In late October 2014, as the Ebola outbreak raged on, three little girls, ages 5 to 10 lost their only parent. Little did anyone know that the 10 year-old was a recent victim of FGM (female genital mutilation) before she lost her mother.
“They cut me and put a leaf there,” she stated in a previous article titled ‘They cut it and put a leaf there’ published on June 25, 2014.
There’s hope after all
Blessing has become everything for her two sisters. Though they stay home more often instead of walking around hoping for sympathetic gestures or handouts as before, they still yearn for something.
“Right now we need to go to school and start doing what we used to do when mama was alive. It doesn’t feel right being on this earth without our mother, but people have been telling us that our lives have to go on,” said Blessing.
Blessing’s 5-year-old niece, who was abandoned by her parents and raised by Blessing’s mother before her death, has a skin condition that needs serious medical attention.
“I have itch all over my skin, and only my grandma knew the medicine to make it go away. I miss her,” the friendly child whispered.
Blessing not only has to make sure that her sisters stay in line and follow the rules where they now find themselves living, but she also has to remind them constantly where their mother really is.
“My sisters remember seeing our mother’s body lying on the ground right after she passed away, but they still like to ask me where she is. I tell them that she’s in heaven with God. It’s easier to accept that mama is gone knowing that she’s with God,” added Blessing.
Blessing, who says she learned a lot from the Sande bush when she was taken there, now depends on the skills she learned while in the hands of the Zoes.
“They taught me how to be clean, cook and some other things that I am able to use to help my family. I’m still frightened of walking alone and being sent back to the Sande bush, but glad that I learned those things while in there,” she added.
Meanwhile, now that school is said to be opening, Blessing and her two siblings have no plans of going. It is not because of lack of funds or sponsorship to go, but because they say they have never really been to school.
“I went for a couple of years but stopped going in the past three years because of my mom. She didn’t make enough money from selling doughnuts and other things. So, school for me is not important now, unless maybe someone is willing to help us go,” Blessing said.
Where there’s a will, there’s a way
Meanwhile, the three children have started taking life a little simpler. Instead of moping around about losing their mother, they visit other orphaned children in the communities to sympathize with them.
“Ebola is still here and we keep ourselves safe, but sometimes I just like to see the faces of other children who went through what we have suffered. And I tell them my story and we shed tears together,” Blessing added,” I know that my mother misses us, and I miss her a lot too. I just want to let other children know that we have to be strong,” she added.
Blessing has accepted that change will one day come, and though she has been asked to move to another location with her teenage sister, she says change has to come.

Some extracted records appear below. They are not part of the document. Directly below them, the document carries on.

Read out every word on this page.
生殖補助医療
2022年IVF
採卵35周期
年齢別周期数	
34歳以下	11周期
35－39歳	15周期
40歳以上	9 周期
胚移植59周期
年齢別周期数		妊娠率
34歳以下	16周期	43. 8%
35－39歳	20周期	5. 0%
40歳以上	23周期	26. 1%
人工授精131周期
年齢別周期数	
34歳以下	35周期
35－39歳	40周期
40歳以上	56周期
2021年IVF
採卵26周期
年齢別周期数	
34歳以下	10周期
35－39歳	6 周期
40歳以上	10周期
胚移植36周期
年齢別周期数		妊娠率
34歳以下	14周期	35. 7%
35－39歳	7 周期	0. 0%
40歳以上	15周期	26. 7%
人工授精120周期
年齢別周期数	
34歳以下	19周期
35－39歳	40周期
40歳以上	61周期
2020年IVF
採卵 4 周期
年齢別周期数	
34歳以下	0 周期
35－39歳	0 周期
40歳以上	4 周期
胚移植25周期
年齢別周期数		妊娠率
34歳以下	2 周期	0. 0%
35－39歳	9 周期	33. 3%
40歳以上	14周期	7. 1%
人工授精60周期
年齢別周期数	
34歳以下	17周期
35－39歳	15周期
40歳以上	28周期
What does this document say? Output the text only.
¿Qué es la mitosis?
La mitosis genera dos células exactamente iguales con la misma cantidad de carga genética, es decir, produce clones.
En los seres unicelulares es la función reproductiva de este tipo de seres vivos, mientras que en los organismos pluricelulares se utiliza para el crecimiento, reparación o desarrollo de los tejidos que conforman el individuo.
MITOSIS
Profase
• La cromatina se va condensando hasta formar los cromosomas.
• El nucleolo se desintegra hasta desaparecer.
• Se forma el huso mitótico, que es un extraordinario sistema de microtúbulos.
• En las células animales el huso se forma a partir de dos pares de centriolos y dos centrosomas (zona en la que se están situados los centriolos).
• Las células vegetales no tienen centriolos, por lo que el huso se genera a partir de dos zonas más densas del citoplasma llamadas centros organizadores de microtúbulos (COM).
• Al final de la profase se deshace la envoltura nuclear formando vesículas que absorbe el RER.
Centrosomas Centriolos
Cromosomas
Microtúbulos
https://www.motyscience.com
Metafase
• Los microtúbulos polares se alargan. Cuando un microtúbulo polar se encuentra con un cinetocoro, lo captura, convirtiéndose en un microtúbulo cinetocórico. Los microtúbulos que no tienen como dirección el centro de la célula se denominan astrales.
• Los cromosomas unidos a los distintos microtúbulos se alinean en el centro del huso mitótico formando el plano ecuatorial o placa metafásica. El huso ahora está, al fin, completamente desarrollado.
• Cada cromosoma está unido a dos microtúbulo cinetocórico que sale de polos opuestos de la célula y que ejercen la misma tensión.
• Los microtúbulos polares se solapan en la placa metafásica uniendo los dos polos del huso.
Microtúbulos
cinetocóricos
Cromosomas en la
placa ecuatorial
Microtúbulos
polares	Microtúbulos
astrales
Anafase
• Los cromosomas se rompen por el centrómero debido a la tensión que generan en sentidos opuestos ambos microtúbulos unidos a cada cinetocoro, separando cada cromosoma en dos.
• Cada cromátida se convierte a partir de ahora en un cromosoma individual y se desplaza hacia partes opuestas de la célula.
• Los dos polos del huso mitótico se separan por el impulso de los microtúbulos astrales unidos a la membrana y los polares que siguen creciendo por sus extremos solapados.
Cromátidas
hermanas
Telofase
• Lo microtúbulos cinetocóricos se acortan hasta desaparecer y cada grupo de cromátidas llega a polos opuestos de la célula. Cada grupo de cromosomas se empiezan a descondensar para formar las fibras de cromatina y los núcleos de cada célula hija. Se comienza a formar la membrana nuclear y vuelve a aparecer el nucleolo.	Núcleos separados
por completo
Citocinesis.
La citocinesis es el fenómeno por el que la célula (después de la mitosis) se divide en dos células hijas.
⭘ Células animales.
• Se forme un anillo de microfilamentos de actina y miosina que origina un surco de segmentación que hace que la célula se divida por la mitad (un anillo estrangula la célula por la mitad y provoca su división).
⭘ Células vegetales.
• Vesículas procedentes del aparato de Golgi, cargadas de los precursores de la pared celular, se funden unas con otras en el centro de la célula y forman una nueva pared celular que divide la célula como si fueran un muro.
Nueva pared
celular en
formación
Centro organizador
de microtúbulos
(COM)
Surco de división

“My sister says I need to move away from here so I won’t be reminded of my past. I was kidnapped here and also lost my mother here and she’s afraid other bad things could happen to me if I remain here,” she said.” I just worry for the two smaller ones, they’re gradually forgetting our mom, but through me they are reminded that something special brought us here,” she says.
Blessing’s sister, Vivian, has already prepared to take her to another location in Liberia and has promised to wait for whatever assistance that could be rendered to the child before she goes.
“Yes, I want to see help come for Blessing because I don’t have it. But the way I see things happening, Blessing needs to get away from this place so she can come to herself. She’s not okay,” added Vivian.